In the case that a debtor has an attorney to represent them, with the agreement of reaffirmation, that attorney has to, in writing, certify that she or he counseled that debtor of the consequences and effect of that agreement, which has a default included. The attorney also has to certify that this debtor was informed fully and made this agreement voluntarily and the debt reaffirmation won't start the undue hardship that is for the debtor or his or her dependants. The Code of Bankruptcy needs a hearing of reaffirmation in the case that the debtor was not attorney-represented in the agreement negotiation, or if that court does not approve the agreement of reaffirmation. The debtor can voluntarily pay any debt even if an agreement of reaffirmation is present.
An individual gets a discharge that discharges most of the debts that are in a case of chapter 7 bankruptcy. A creditor can no longer continue or initiate any action, legal or not, against that debtor for the collection of discharged debt. Not all the debts of the individual in chapter 7 are discharged. Debts that aren't discharged are such as debts for child support and alimony, some taxes, debts for some benefit of education overpayments or the loans guaranteed or created by a unit of government, debts for malicious and willful injury started by the debtor and inflicted upon some other entity or to the entity's property, death debts or injury that is personal that is caused due to the operation of the debtor of a vehicle that is a motor vehicle during alcohol intoxication or some other substance, and the debts that are for some orders of restitution of criminals.

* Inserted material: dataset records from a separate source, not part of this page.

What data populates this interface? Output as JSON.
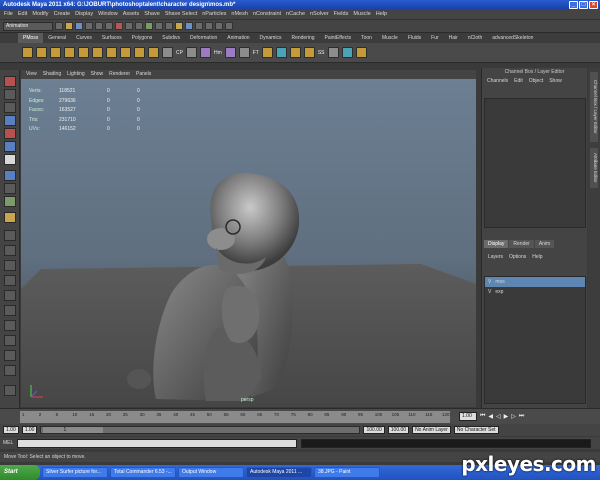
{
  "window": {
    "title": "Autodesk Maya 2011 x64: G:\\JOBURT\\photoshoptalent\\character design\\mos.mb*"
  },
  "menubar": [
    "File",
    "Edit",
    "Modify",
    "Create",
    "Display",
    "Window",
    "Assets",
    "Shave",
    "Shave Select",
    "nParticles",
    "nMesh",
    "nConstraint",
    "nCache",
    "nSolver",
    "Fields",
    "Muscle",
    "Help"
  ],
  "statusline": {
    "mode": "Animation"
  },
  "shelf": {
    "tabs": [
      "PMoss",
      "General",
      "Curves",
      "Surfaces",
      "Polygons",
      "Subdivs",
      "Deformation",
      "Animation",
      "Dynamics",
      "Rendering",
      "PaintEffects",
      "Toon",
      "Muscle",
      "Fluids",
      "Fur",
      "Hair",
      "nCloth",
      "advancedSkeleton"
    ],
    "active_tab": "PMoss",
    "labels": [
      "CP",
      "Hm",
      "FT",
      "SS"
    ]
  },
  "panel_menu": [
    "View",
    "Shading",
    "Lighting",
    "Show",
    "Renderer",
    "Panels"
  ],
  "hud": [
    {
      "label": "Verts:",
      "value": "118521",
      "a": "0",
      "b": "0"
    },
    {
      "label": "Edges:",
      "value": "279636",
      "a": "0",
      "b": "0"
    },
    {
      "label": "Faces:",
      "value": "163527",
      "a": "0",
      "b": "0"
    },
    {
      "label": "Tris:",
      "value": "231710",
      "a": "0",
      "b": "0"
    },
    {
      "label": "UVs:",
      "value": "146152",
      "a": "0",
      "b": "0"
    }
  ],
  "viewport": {
    "camera": "persp"
  },
  "channel_box": {
    "title": "Channel Box / Layer Editor",
    "menu": [
      "Channels",
      "Edit",
      "Object",
      "Show"
    ],
    "layer_tabs": [
      "Display",
      "Render",
      "Anim"
    ],
    "layer_menu": [
      "Layers",
      "Options",
      "Help"
    ],
    "layers": [
      {
        "visible": "V",
        "name": "mos",
        "selected": true
      },
      {
        "visible": "V",
        "name": "exp",
        "selected": false
      }
    ],
    "side_tabs": [
      "Channel Box / Layer Editor",
      "Attribute Editor"
    ]
  },
  "timeline": {
    "ticks": [
      "1",
      "2",
      "5",
      "10",
      "15",
      "20",
      "25",
      "30",
      "35",
      "40",
      "45",
      "50",
      "55",
      "60",
      "65",
      "70",
      "75",
      "80",
      "85",
      "90",
      "95",
      "100",
      "105",
      "110",
      "115",
      "120"
    ],
    "current_frame": "1.00"
  },
  "range": {
    "start": "1.00",
    "start2": "1.00",
    "range_label": "1",
    "range_end": "100",
    "end": "100.00",
    "end2": "100.00",
    "anim_layer": "No Anim Layer",
    "char_set": "No Character Set"
  },
  "mel": {
    "label": "MEL"
  },
  "help_line": "Move Tool: Select an object to move.",
  "taskbar": {
    "start": "Start",
    "tasks": [
      {
        "label": "Silver Surfer picture for...",
        "active": false
      },
      {
        "label": "Total Commander 6.53 -...",
        "active": false
      },
      {
        "label": "Output Window",
        "active": false
      },
      {
        "label": "Autodesk Maya 2011 ...",
        "active": true
      },
      {
        "label": "38.JPG - Paint",
        "active": false
      }
    ]
  },
  "watermark": "pxleyes.com"
}
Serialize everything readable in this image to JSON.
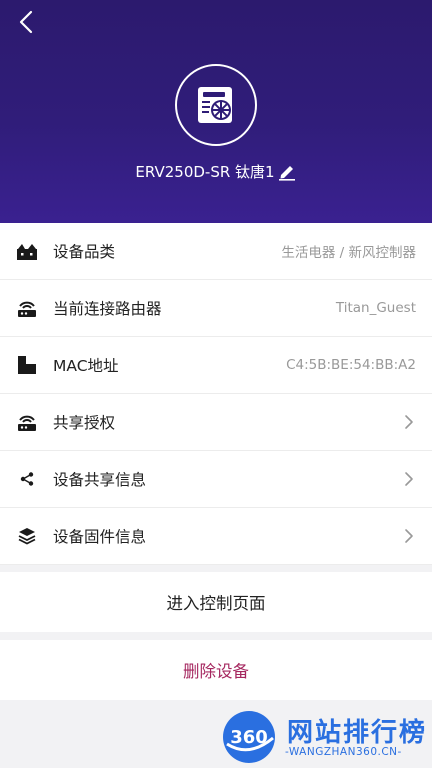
{
  "header": {
    "device_name": "ERV250D-SR 钛唐1",
    "icons": {
      "back": "back-chevron-icon",
      "device": "ventilator-device-icon",
      "edit": "pencil-edit-icon"
    },
    "colors": {
      "gradient_top": "#2c1a6e",
      "gradient_bottom": "#3a2190"
    }
  },
  "info_rows": [
    {
      "label": "设备品类",
      "value": "生活电器 / 新风控制器",
      "icon": "category-icon"
    },
    {
      "label": "当前连接路由器",
      "value": "Titan_Guest",
      "icon": "router-icon"
    },
    {
      "label": "MAC地址",
      "value": "C4:5B:BE:54:BB:A2",
      "icon": "mac-address-icon"
    },
    {
      "label": "共享授权",
      "value": "",
      "icon": "share-authorization-icon"
    },
    {
      "label": "设备共享信息",
      "value": "",
      "icon": "share-icon"
    },
    {
      "label": "设备固件信息",
      "value": "",
      "icon": "firmware-layers-icon"
    }
  ],
  "actions": {
    "enter_control": "进入控制页面",
    "delete_device": "删除设备",
    "delete_color": "#a5275f"
  },
  "watermark": {
    "number": "360",
    "title": "网站排行榜",
    "subtitle": "-WANGZHAN360.CN-",
    "color": "#2a6fe0"
  }
}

The debtor shall keep being liable for those kinds of debts for the extent of them not being paid in the case of chapter 7. Debts that are for property or money gained by pretenses that are false, debts that are for defalcation or fraud while being in a capacity of fiduciary, and debts that are for malicious and willful injury perpetrated by that debtor to some other entity or to some property of some other entity shall be discharged except for the case where a creditor files in a timely manner and succeeds in the action for these debts to be declared as non-dischargeable.
The court can revoke a discharge of chapter 7 by a creditor, the trustee's request, or by the U.S. trustee in the case that the discharge became obtained by fraud due to the debtor, in the case that the debtor secured property that is the estate's property and fraudulently and knowingly did not report the property's acquisition or give up the property to that trustee, or in the case that the debtor creates a misstatement that is material or does not to give information or documents that are in connection with the audit of the case of the debtor.